L'enquête autour de la mort de Lyhanna, une enfant de 10 ans décédée dans des circonstances tragiques, continue de révéler des faits troublants. Jérôme Barella, homme déjà mis en cause dans cette affaire, aurait échangé des messages à caractère inquiétant avec une collégienne âgée de 13 ans, placée sous la protection de l'aide sociale à l'enfance (ASE), selon des informations recueillies auprès de sources proches du dossier.

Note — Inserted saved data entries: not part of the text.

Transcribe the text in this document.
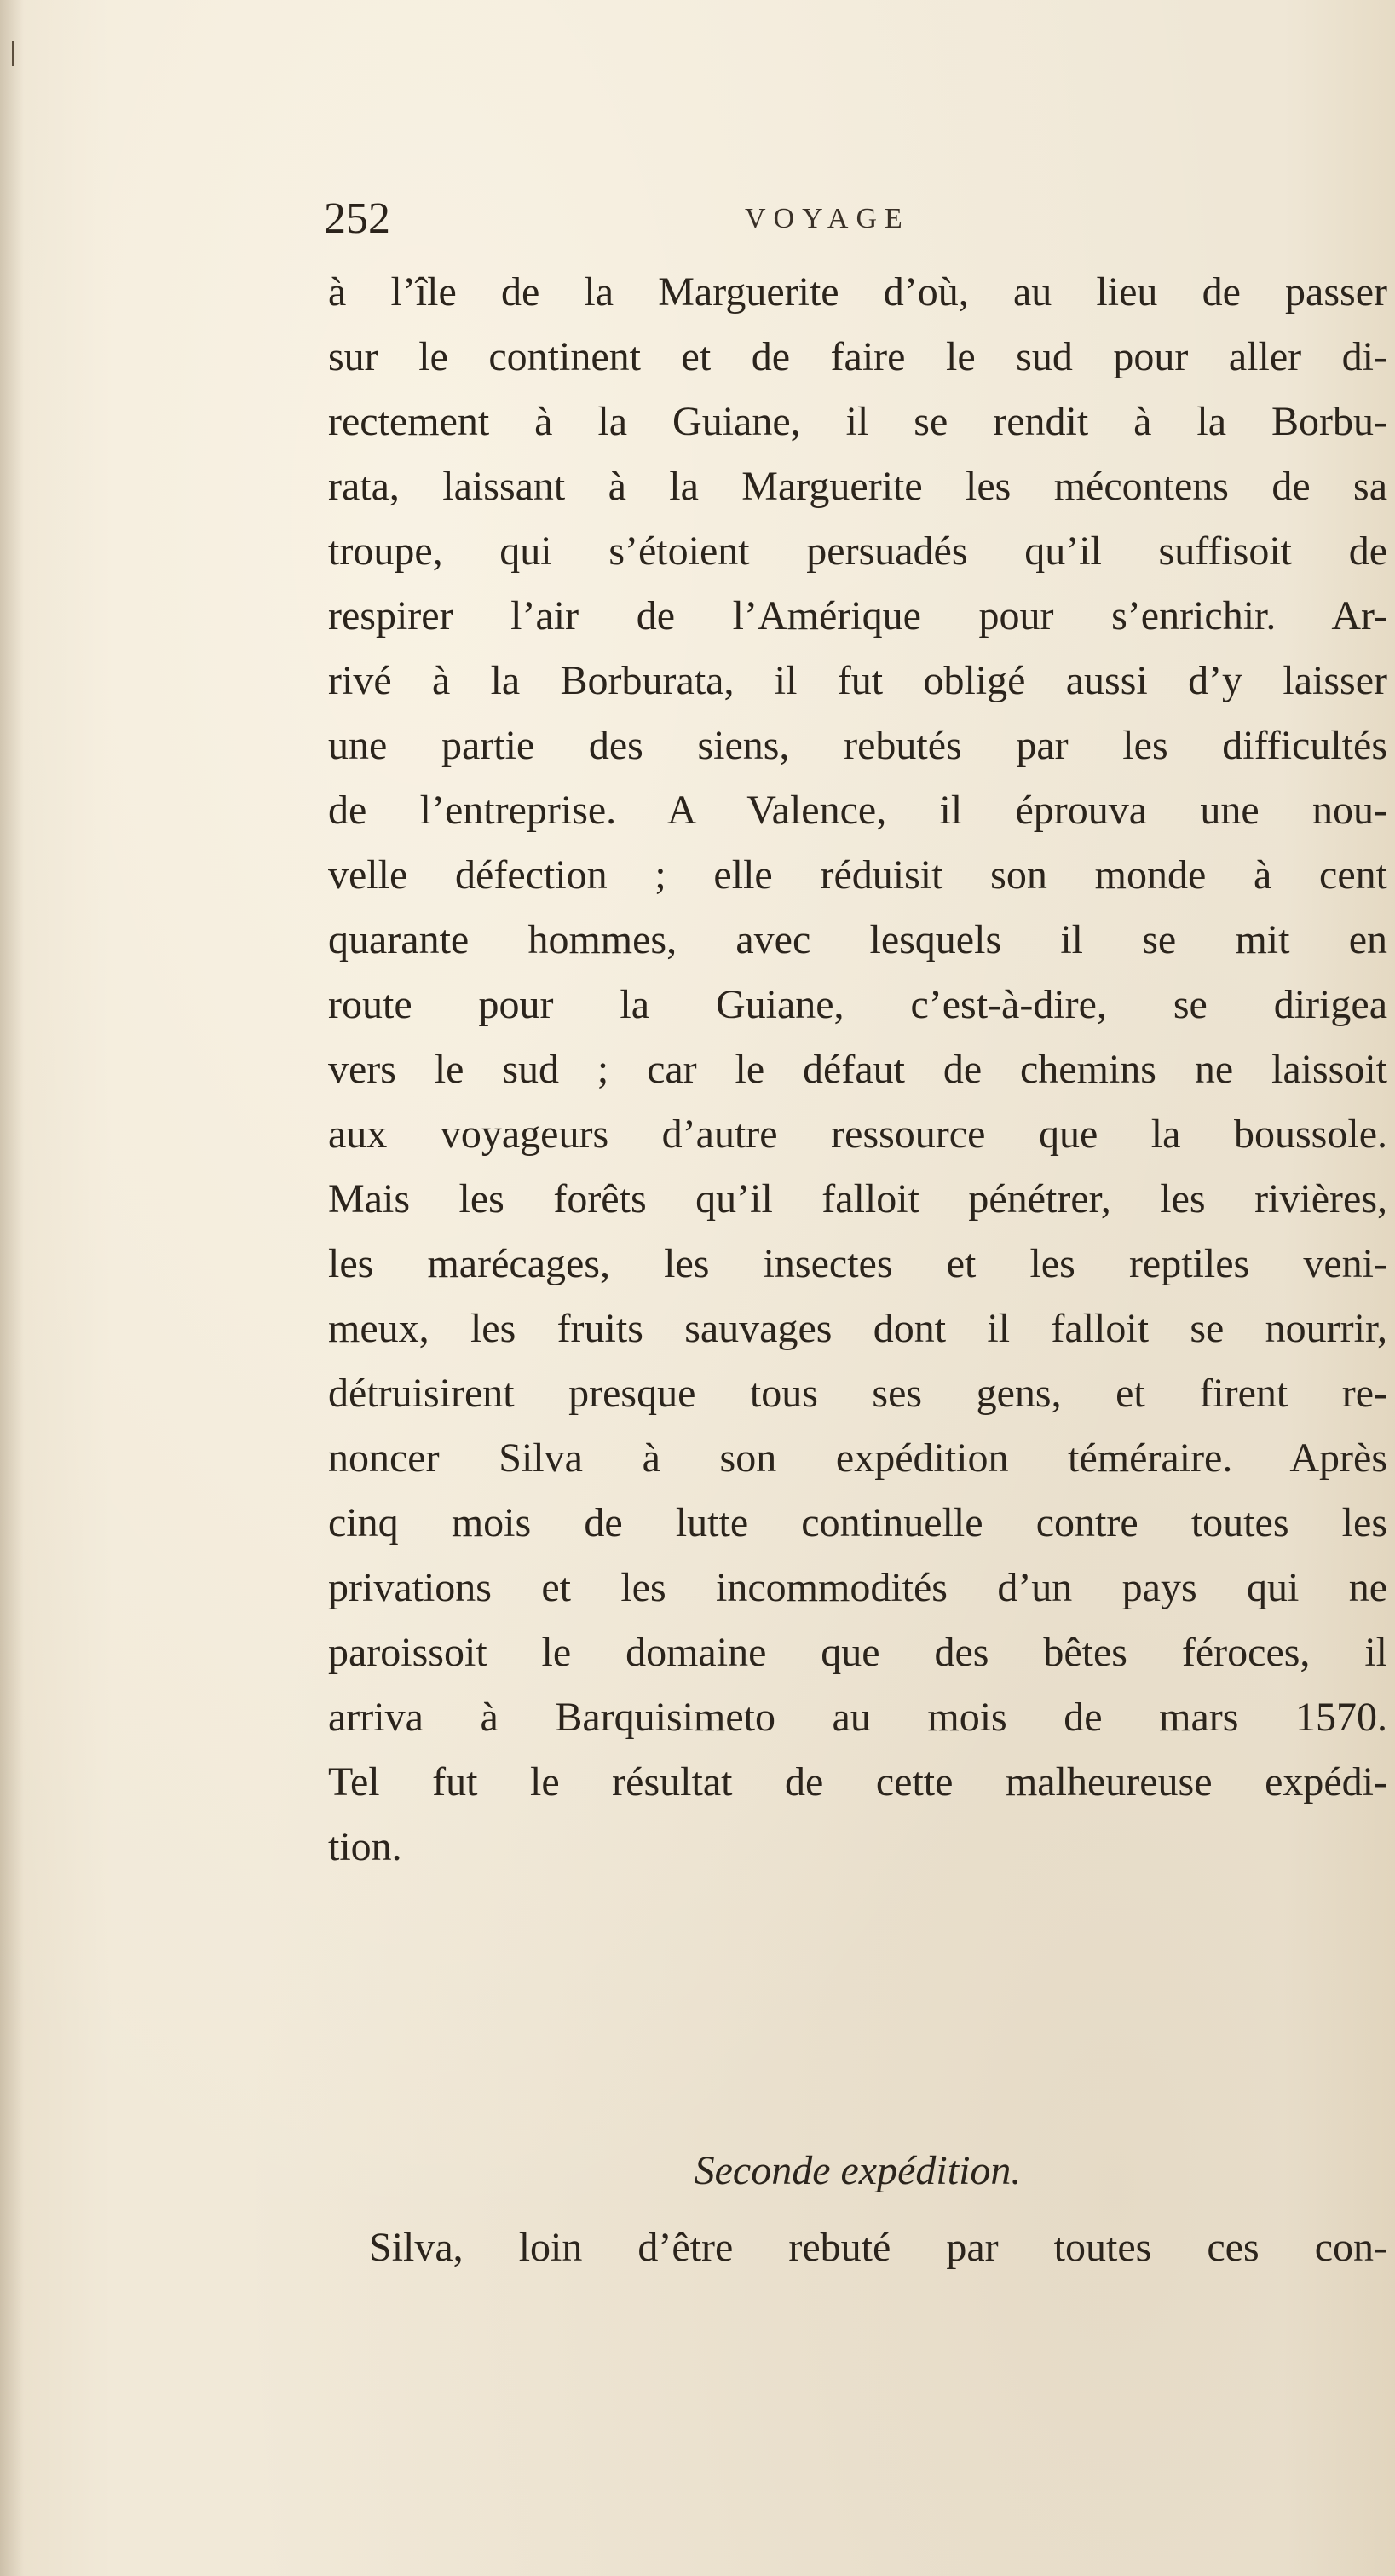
252	VOYAGE
à l’île de la Marguerite d’où, au lieu de passer
sur le continent et de faire le sud pour aller di-
rectement à la Guiane, il se rendit à la Borbu-
rata, laissant à la Marguerite les mécontens de sa
troupe, qui s’étoient persuadés qu’il suffisoit de
respirer l’air de l’Amérique pour s’enrichir. Ar-
rivé à la Borburata, il fut obligé aussi d’y laisser
une partie des siens, rebutés par les difficultés
de l’entreprise. A Valence, il éprouva une nou-
velle défection ; elle réduisit son monde à cent
quarante hommes, avec lesquels il se mit en
route pour la Guiane, c’est-à-dire, se dirigea
vers le sud ; car le défaut de chemins ne laissoit
aux voyageurs d’autre ressource que la boussole.
Mais les forêts qu’il falloit pénétrer, les rivières,
les marécages, les insectes et les reptiles veni-
meux, les fruits sauvages dont il falloit se nourrir,
détruisirent presque tous ses gens, et firent re-
noncer Silva à son expédition téméraire. Après
cinq mois de lutte continuelle contre toutes les
privations et les incommodités d’un pays qui ne
paroissoit le domaine que des bêtes féroces, il
arriva à Barquisimeto au mois de mars 1570.
Tel fut le résultat de cette malheureuse expédi-
tion.
Seconde expédition.
Silva, loin d’être rebuté par toutes ces con-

Des échanges sous surveillance
Dans ces textos, l'homme de 34 ans aurait notamment demandé à l'adolescente : « J'ai droit à une petite photo avec un beau sourire ? », une phrase qui interroge sur ses intentions. Ces messages, qui se seraient déroulés sur une période récente, ont été jugés suffisamment alarmants pour faire l'objet d'un signalement aux autorités. Les enquêteurs estiment désormais que ce signalement, s'il avait été traité avec une plus grande célérité, aurait pu permettre d'arrêter Jérôme Barella avant que le drame ne survienne.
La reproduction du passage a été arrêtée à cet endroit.